Accurate prediction of the survival of cutaneous melanoma (CM) permits the selection of the optimal treatment. Currently, the TNM stage has limitations in predicting the survival of CM. There is evidence that the WNT/β-catenin signaling pathway has the potential to predict the CM prognosis. However, it still needs further investigation.

This study aims to establish a nomogram incorporating the WNT/β-catenin signaling pathway to improve the predicted accuracy of the overall survival (OS) of CM.

Two hundred and eighty CM patients were recruited and followed up. The clinicopathological characteristics and the key genes of the WNT/β-catenin signaling pathway (VEGF, β-catenin, and DKK1) were chosen as potential variables associated with the OS. In the training cohort (n = 190), a nomogram was built to estimate the 1-, 3-, and 5-year OS, and its discriminations and calibrations were valid by the verification cohort (n = 90). The predicted accuracies of the nomogram with or without the Wnt/β-catenin pathway and TNM stage were compared.

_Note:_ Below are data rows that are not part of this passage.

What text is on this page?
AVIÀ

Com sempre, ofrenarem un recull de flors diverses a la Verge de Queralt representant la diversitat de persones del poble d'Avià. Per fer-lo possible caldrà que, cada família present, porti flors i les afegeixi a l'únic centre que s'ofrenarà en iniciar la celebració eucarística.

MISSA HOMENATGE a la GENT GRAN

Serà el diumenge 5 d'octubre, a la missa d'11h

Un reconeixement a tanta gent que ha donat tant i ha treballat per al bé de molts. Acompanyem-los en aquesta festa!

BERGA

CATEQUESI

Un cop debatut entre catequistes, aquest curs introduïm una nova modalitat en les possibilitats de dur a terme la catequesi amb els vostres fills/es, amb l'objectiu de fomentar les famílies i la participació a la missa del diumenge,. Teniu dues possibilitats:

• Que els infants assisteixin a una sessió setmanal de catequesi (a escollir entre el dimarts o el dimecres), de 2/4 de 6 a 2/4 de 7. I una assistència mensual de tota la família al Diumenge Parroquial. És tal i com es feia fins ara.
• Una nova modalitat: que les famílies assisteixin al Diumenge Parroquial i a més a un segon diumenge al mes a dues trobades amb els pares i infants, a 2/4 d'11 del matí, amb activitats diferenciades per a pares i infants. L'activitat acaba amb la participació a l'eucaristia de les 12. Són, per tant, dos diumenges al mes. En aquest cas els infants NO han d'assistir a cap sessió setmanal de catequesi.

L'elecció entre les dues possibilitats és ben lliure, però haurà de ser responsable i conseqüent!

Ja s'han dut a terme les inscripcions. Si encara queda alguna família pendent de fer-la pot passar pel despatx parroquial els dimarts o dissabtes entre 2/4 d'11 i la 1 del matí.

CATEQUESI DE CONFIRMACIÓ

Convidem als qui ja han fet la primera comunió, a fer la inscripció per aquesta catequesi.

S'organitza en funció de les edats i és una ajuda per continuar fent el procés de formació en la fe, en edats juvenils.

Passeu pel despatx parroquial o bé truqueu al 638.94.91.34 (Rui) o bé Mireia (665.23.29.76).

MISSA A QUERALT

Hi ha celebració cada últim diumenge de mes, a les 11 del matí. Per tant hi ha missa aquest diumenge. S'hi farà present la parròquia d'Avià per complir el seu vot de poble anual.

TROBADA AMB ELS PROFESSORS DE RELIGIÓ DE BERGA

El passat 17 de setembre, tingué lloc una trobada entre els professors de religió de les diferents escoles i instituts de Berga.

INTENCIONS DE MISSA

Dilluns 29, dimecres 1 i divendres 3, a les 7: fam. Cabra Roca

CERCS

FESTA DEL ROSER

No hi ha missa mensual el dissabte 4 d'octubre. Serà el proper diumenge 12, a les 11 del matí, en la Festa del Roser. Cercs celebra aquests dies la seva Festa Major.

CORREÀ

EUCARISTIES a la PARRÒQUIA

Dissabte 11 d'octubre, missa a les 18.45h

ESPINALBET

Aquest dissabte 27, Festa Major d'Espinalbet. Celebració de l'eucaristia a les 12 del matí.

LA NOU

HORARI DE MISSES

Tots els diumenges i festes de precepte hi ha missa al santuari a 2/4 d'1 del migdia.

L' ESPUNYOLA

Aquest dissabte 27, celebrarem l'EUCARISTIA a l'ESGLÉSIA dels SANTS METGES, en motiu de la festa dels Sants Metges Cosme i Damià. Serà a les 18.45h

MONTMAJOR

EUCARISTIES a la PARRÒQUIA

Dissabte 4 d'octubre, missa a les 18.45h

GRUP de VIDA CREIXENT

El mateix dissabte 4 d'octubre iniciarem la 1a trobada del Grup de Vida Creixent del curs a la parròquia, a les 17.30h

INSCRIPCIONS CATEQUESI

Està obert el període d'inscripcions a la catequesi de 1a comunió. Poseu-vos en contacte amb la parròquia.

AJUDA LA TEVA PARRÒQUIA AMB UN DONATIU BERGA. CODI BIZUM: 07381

A nomogram integrating independent risk factors (ulceration, lymph node metastasis, distant metastasis, Breslow thickness, dermal mitoses, β-catenin, VEGF, and DKK1), which were evaluated by a multivariate analysis, was constructed to predict the 1-, 3-, and 5-year OS of CM patients. Good discrimination and calibration were obtained regardless of the training or validation datasets. The nomogram incorporating the Wnt/β-catenin signaling pathway showed the highest accuracy [area under the curve (AUC)=0.914, 0.852, 0.785] compared with the nomogram without the Wnt/β-catenin signaling pathway (AUC=0.693, 0.640, 0.615) and the TNM stage (AUC=0.726, 0.693, 0.673).

The prognostic value of the established nomogram incorporating the WNT/β-catenin signaling pathway was better than it without WNT/β-catenin signaling pathway and TNM stage, which might be beneficial in the development of optimal treatment options.